The sprawling culture and technology summit known as South by Southwest takes place in Austin, Texas, every March. It started out as a music festival in 1987.
It still is one, but the madness that this corporate-branded mega-event brings to the streets of Austin, with thousands of acts, including a few dozen from Philadelphia, playing in more than 100 venues, doesn't get under way until next week.
Before that happens, both the SXSW Film Festival - behind Sundance, the most influential annual festival for independent movies in the United States - and SXSW Interactive, the wide-ranging technology conference that first brought Twitter to the attention of the world in 2007, will occupy the Texas capital city.
Both Interactive and Film start up on Friday. The Interactive fest attracts the most registrants of the three gatherings, pulling in more than 32,000 visitors last year, including NSA leaker Edward Snowden, who so memorably made a virtual appearance by Internet hookup from Russia.
This year's speakers and workshops demonstrate Interactive's intent to explore the tech-connected aspects of politics, sports, health care, art, and science, not to mention all aspects of entertainment. (Yes, there is also a SXSW Comedy festival.)
There will be featured sessions with Sen. Rand Paul (R., Ky.), comedian Russell Brand, writer Malcolm Gladwell, actresses Julia Louis-Dreyfus and Jessica Alba, former Vice President Al Gore, and wrestler Hulk Hogan. Keynote speeches will be delivered by Google X Lab entrepreneur Astro Teller, satellite-radio inventor Martine Rothblatt, and Museum of Modern Art curator Paola Antonelli.
During SXsports, a conference "convergence" track that debuted last year, former Sixer Charles Barkley will be interviewed by Sports Illustrated's Richard Deitsch, and Eagles linebacker and former University of Texas Longhorn Emmanuel Acho will be on a panel titled "Compensating College Athletes for Their Likeness."
BioBots, a South Philadelphia start-up founded by recent Penn grads Danny Cabrera and Ricardo Solorzano, sells 3-D printers that help build human tissue. It is one of 48 companies - and one of only eight ventures in the Digital Health and Life Sciences Technologies category - that will compete in what's called the SXSW Accelerator. It's a start-up competition that involves pitching your product to judges in front of a live audience.

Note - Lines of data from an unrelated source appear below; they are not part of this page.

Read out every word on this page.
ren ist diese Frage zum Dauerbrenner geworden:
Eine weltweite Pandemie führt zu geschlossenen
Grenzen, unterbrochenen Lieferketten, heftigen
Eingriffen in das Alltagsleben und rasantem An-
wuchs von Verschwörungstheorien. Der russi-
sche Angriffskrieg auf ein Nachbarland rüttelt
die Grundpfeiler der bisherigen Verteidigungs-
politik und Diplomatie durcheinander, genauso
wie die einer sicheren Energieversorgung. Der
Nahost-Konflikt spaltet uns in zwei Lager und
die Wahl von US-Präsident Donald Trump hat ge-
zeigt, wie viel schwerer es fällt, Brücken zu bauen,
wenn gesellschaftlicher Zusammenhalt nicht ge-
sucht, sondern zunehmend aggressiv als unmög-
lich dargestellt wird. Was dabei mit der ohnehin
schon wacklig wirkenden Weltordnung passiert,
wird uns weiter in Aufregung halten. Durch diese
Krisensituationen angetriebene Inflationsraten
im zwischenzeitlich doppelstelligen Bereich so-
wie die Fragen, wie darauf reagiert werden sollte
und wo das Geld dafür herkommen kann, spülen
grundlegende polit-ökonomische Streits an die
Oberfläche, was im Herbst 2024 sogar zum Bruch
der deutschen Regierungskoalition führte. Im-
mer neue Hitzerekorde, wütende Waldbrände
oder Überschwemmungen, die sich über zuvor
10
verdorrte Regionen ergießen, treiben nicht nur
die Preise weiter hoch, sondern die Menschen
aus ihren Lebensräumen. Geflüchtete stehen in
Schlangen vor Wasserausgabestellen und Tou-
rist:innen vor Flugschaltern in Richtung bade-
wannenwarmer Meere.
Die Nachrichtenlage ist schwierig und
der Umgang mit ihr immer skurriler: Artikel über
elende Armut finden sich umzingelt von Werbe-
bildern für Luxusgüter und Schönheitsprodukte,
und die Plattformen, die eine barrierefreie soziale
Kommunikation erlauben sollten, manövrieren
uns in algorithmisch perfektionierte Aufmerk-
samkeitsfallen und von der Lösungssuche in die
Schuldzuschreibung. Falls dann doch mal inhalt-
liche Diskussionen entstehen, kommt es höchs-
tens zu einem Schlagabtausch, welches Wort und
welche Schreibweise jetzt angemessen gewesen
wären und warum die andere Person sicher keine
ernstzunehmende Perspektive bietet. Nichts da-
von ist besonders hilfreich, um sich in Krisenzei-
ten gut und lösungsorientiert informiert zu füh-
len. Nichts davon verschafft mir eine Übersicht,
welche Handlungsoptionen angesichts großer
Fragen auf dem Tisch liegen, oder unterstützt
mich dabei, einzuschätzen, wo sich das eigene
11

Is it like the TV hit Shark Tank? "I don't know," Cabrera said. "I've never seen Shark Tank."
On the film side, Philadelphia-connected movies showing at the fest include Funny Bunny, the Alison Bagnall-directed love-triangle comedy about a anti-child-obesity crusader, an animal-rights activist, and a wealthy Mount Airy trust-funder.
Philadelphia actor David Morse stars in director Craig McNeil's The Boy, about a 9-year-old's growing fascination with death. University of Pennsylvania grads Morgan Neville and Robert Gordon directed Best of Enemies, a documentary and Sundance hit about the series of 1968 television debates between left- and right-wing public intellectuals Gore Vidal and William F. Buckley Jr.
Music films of note include Love and Mercy, a biopic about the Beach Boys' Brian Wilson starring Paul Dano and John Cusack as the troubled genius; We Like It Like That, a documentary about the music known as boogaloo, the 1960s hybrid of American soul and Cuban mambo; and Mavis!, about gospel great Mavis Staples.
Kurt Cobain: Montage of Heck, the much buzzed-about documentary on the Nirvana front man, directed by Brett Morgen, will show at SXSW and play on HBO in May. Before that, it will be shown by the Philadelphia Film Society at the Roxy Theater in Center City on April 30, PFS executive director Andrew Greenblatt says.
Greenblatt and PFS director Michael Lerner will be on the ground in Austin scouting films for possible showing at the Roxy, in the fall at the Philadelphia Film Festival, or at the Film Society's newly acquired Prince Music Theater on Chestnut Street.
Greenblatt has been a regular SXSW attendee since 2008. His goal is to catch as many as six movies a day at the fest, whose principal venues include Alamo Drafthouse theaters, which serve food to moviegoers "so you don't have to waste time taking lunch and dinner breaks."
Along with locally connected films, Greenblatt said, he had his eye on, among many others, Bob Byington's 7 Chinese Brothers, starring Jason Schwartzman; J. Davis' directorial debut, Manson Family Vacation; Turbo Kid, a postapocalyptic Canada-New Zealand production about a comic book-obsessed scavenger with a jet pack; and He Never Died, starring Henry Rollins, which is Jason Krawczyk's film about a depressed cannibal with a conscience.